Pourtant, ce livre a quand même des qualités. La plume de l'auteur, par exemple, brute de décoffrage, quelque peu bourrue, directe, s'accorde à la perfection avec ce qu'elle nous raconte. La narration à la première personne nous permet de suivre le déroulement des événements comme si nous étions dans la tête de Chase, et d'ainsi de mieux le cerner, de mieux comprendre ses propres ressentis, ses réactions face aux événements et surtout son addiction. Et même s'il n'est pas attachant et qu'on finit par se ficher de comment ça va se terminer pour lui, il n'en est pas moins un personnage intéressant : ce n'est pas un gentil, pas vraiment un méchant non plus d'ailleurs, il a un comportement plutôt énigmatique, puisqu'il ne réagit pas souvent comme on s'y attendrait, et tout ça fait de lui un personnage qu'on aime à suivre malgré tout.
Côté atmosphère, c'est plutôt bien retranscrit également : à la fois trash et mordante. On imagine très bien les Morbacs et leurs postures, tout comme les lieux déserts ou au contraire surpeuplés de zombies. On ressent bien l'urgence de se mettre à l'abri et de trouver des doses en quantité. La dimension horrifique, plutôt bien dépeinte, est efficace. L'intrigue quant à elle, même si elle devient lassante, est toujours menée tambour battant et la lecture se veut facile et rapide [et elle l'aurait été d'autant plus si j'avais pu distinguer les dialogues du reste de la narration avant qu'une conversation débute ; sans tirets et guillemets, on se rend compte qu'on est dans une conversation uniquement quand on est dedans ; c'est d'un pénible...].

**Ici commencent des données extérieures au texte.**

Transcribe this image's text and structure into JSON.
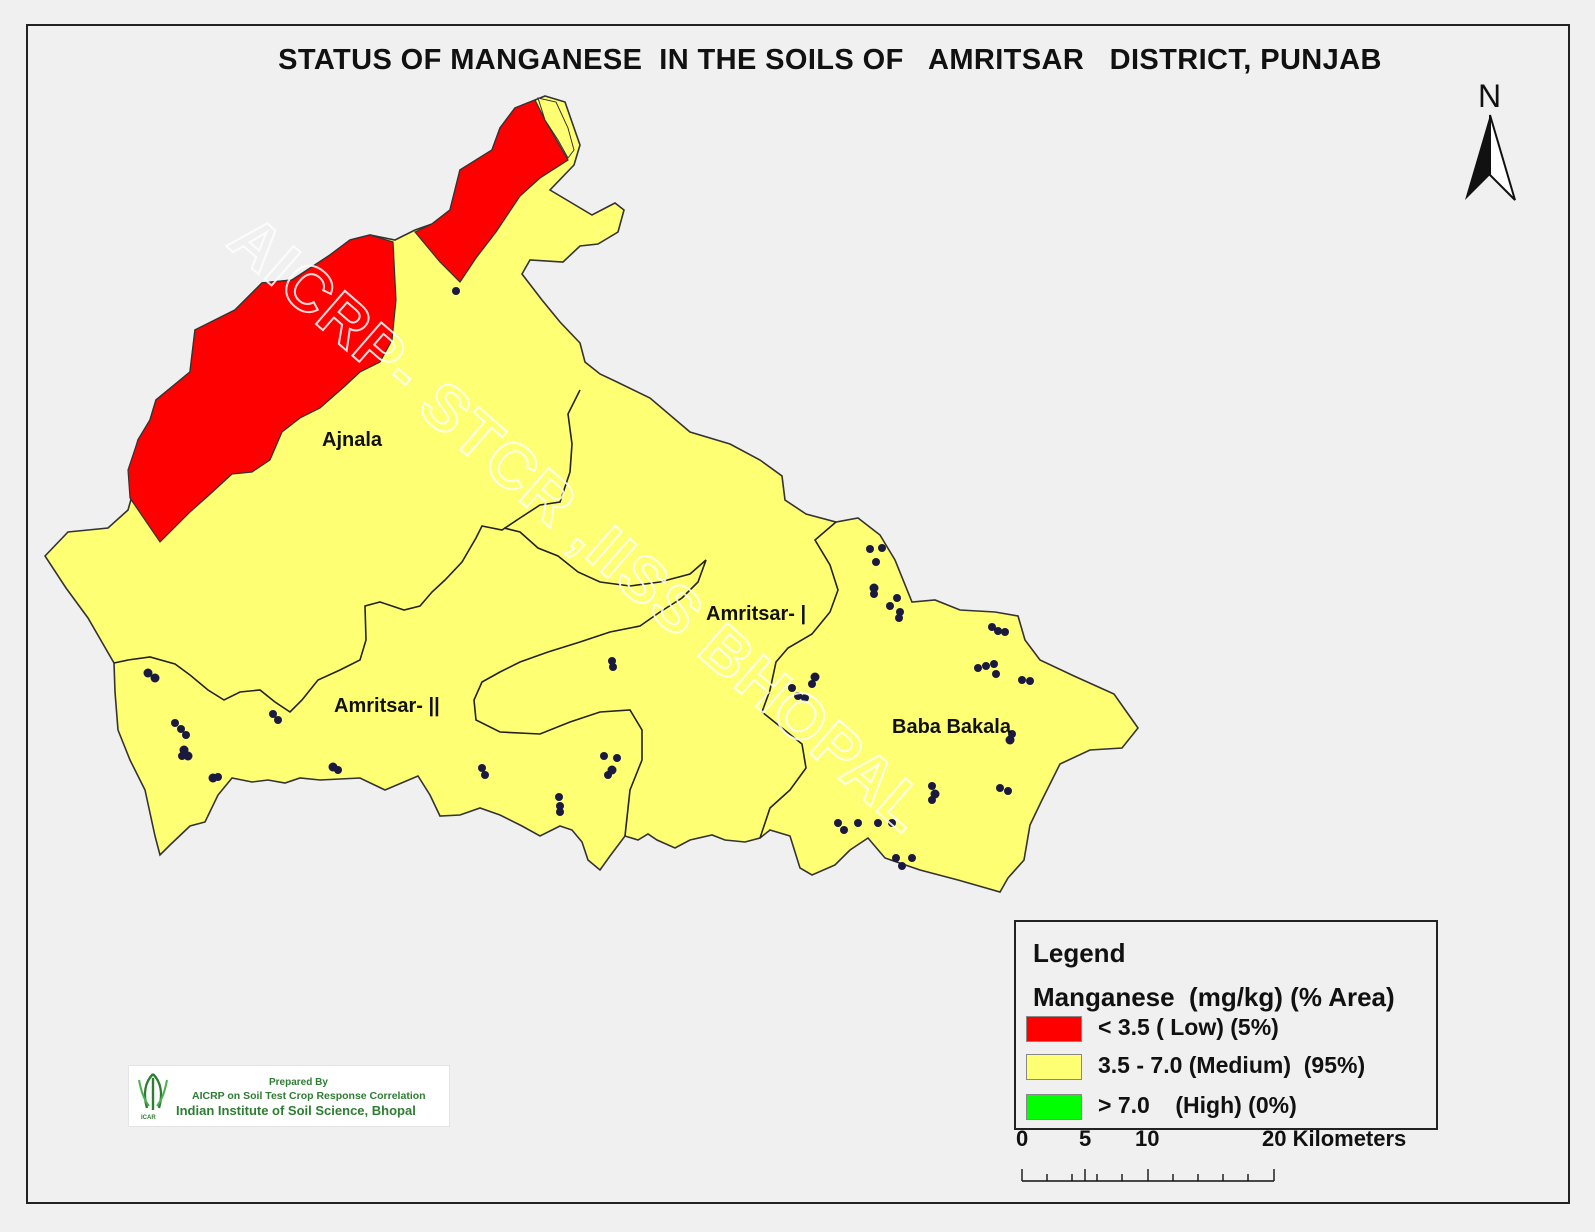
{
  "title": "STATUS OF MANGANESE  IN THE SOILS OF   AMRITSAR   DISTRICT, PUNJAB",
  "north_label": "N",
  "watermark": "AICRP- STCR ,IISS BHOPAL",
  "blocks": [
    {
      "name": "Ajnala"
    },
    {
      "name": "Amritsar- |"
    },
    {
      "name": "Amritsar- ||"
    },
    {
      "name": "Baba Bakala"
    }
  ],
  "legend": {
    "title": "Legend",
    "subtitle": "Manganese  (mg/kg) (% Area)",
    "items": [
      {
        "label": "< 3.5 ( Low) (5%)",
        "color": "#ff0000"
      },
      {
        "label": "3.5 - 7.0 (Medium)  (95%)",
        "color": "#ffff73"
      },
      {
        "label": "> 7.0    (High) (0%)",
        "color": "#00ff00"
      }
    ]
  },
  "scale_bar": {
    "ticks": [
      "0",
      "5",
      "10",
      "20 Kilometers"
    ]
  },
  "credit": {
    "prepared_by": "Prepared By",
    "line2": "AICRP on Soil Test Crop Response Correlation",
    "line3": "Indian Institute of Soil Science, Bhopal",
    "logo_text": "ICAR"
  },
  "colors": {
    "low": "#ff0000",
    "medium": "#ffff73",
    "high": "#00ff00",
    "sample_points": "#1a1a40"
  }
}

Je ne dirai donc pas que je n'ai pas aimé, puisque ce n'est pas du tout le cas. C'est juste que les "bienfaits" de la drogue sont quand même clairement malaisants, et que j'aurais préféré que le scénario finisse par prendre une autre tournure. J'aurais aimé, par exemple, que les protagonistes se voient offrir une seconde chance, une occasion de rendre le monde meilleur, qu'ils aient une prise de conscience sur certains de leurs faits et gestes, sur le fait qu'ils peuvent tout reprendre de zéro, ou quelque chose comme ça en tout cas. Là il n'y a aucun espoir. Les personnages courent à leur perte du début à la fin. L'adage "Drogue-toi pour rester en vie" n'a pas d'issue, elle ne m'a pas franchement convaincue et plombe un peu le moral il faut bien le dire. Dans le genre roman post-apocalyptique, j'ai déjà lu bien mieux mais je n'ai pas détesté pour autant. Mon retour est plutôt mitigé, je vous invite donc à vous en faire votre propre avis. En revanche, ne l'attaquez pas avec le moral déjà en berne, car ce roman, même s'il parle aussi d'amour et d'amitié, n'a pas une once d'espoir.